Stone: It does feel like we used to be punk rockers flipping off the principal, and now we’re old men telling people, “Get off my lawn!” For us, it’s material. The world changes. It’s interesting. I like comedians that wrestle with it, and I think comedians should be given a lot of space to do that.

Are there any topics that are particularly interesting to tackle right now ?

Parker: When people say, “How can you make fun of that?” or “How can that be funny to you?” I’m like, “Everything’s funny to me.” They think that if you find humor in something, that means you don’t care about it. But the truth is, I’ve spent more time in a room analyzing and processing things through comedy with Matt than I do going out and talking through something with a therapist. When the pandemic happened, the first thing we’re doing is making jokes about it. That’s how comedians think.

When you started, there were shows like “The Simpsons,” but now there’s a bunch of animated shows for adults. Do you guys feel like you’re partly responsible for breaking the doors open?

Parker: For us, it was “Beavis and Butt-Head.” That was the time where we were like, “We could do that.” We never watched “The Simpsons” and said, “We can do that.” “Beavis and Butt-Head” had this really handmade feel. We really bonded over that.

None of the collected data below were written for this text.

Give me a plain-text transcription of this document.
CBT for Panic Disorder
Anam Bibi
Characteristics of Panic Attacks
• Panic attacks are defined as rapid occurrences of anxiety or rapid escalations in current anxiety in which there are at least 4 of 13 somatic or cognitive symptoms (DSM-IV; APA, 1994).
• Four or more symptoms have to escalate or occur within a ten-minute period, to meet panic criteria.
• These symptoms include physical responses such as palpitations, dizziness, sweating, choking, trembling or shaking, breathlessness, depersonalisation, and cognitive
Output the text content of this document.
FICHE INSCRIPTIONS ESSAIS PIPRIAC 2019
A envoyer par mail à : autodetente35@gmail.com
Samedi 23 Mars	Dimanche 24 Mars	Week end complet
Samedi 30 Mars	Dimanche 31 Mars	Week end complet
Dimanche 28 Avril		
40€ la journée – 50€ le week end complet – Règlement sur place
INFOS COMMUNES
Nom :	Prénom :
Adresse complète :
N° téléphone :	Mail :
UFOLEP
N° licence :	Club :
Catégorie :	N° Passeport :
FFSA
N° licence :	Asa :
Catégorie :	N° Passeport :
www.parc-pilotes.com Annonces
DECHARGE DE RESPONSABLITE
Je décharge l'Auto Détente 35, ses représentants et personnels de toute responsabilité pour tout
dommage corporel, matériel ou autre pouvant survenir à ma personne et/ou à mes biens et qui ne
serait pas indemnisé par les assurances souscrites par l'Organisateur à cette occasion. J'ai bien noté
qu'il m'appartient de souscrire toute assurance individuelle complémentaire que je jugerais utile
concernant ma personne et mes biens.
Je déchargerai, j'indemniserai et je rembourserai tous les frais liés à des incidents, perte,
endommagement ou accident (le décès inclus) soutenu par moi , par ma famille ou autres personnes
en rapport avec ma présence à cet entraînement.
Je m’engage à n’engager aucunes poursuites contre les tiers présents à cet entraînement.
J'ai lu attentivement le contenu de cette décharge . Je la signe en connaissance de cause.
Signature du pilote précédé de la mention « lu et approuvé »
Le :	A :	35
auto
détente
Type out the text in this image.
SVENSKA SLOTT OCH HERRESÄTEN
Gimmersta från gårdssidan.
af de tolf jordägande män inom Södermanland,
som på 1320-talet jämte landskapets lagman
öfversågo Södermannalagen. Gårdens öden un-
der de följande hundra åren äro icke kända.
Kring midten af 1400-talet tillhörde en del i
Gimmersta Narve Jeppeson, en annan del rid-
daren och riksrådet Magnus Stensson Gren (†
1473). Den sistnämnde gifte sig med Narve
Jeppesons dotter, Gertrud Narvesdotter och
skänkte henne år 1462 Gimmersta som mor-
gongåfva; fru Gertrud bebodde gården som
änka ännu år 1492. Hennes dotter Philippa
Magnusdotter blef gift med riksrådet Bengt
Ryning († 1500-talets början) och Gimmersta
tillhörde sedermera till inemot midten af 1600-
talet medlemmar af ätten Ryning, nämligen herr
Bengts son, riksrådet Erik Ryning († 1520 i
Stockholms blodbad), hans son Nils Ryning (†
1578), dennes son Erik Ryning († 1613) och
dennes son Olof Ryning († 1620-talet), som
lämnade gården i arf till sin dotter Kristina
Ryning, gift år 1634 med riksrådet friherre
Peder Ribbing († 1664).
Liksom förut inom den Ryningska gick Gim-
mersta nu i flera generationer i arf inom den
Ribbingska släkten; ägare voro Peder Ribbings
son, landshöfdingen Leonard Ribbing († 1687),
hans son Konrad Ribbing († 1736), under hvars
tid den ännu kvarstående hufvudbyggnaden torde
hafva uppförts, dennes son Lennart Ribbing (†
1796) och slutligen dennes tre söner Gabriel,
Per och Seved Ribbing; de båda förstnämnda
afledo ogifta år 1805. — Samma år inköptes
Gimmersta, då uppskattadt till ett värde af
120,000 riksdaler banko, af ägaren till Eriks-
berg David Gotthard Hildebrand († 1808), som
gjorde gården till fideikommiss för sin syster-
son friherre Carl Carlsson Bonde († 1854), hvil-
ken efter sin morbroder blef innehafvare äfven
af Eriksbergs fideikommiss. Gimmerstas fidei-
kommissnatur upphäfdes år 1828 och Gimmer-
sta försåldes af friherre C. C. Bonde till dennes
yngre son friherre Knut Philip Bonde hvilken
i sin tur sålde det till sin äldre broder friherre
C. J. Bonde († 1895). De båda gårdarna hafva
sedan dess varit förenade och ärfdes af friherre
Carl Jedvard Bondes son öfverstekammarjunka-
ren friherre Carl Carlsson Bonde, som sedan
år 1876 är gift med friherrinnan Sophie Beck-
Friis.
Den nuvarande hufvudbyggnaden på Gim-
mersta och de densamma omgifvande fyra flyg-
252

Stone: We pitched “South Park” as a show about four little boys who live in a town. Remember, even though “Beavis and Butt-Head” and “The Simpsons” were definitely the forerunners to everything that we did, that also narrowed what people thought would work. They passed because they thought people would only watch a show about a family, not four boys. Now they’re watching animated shows about all types of characters. There was just a step-by-step process to get there.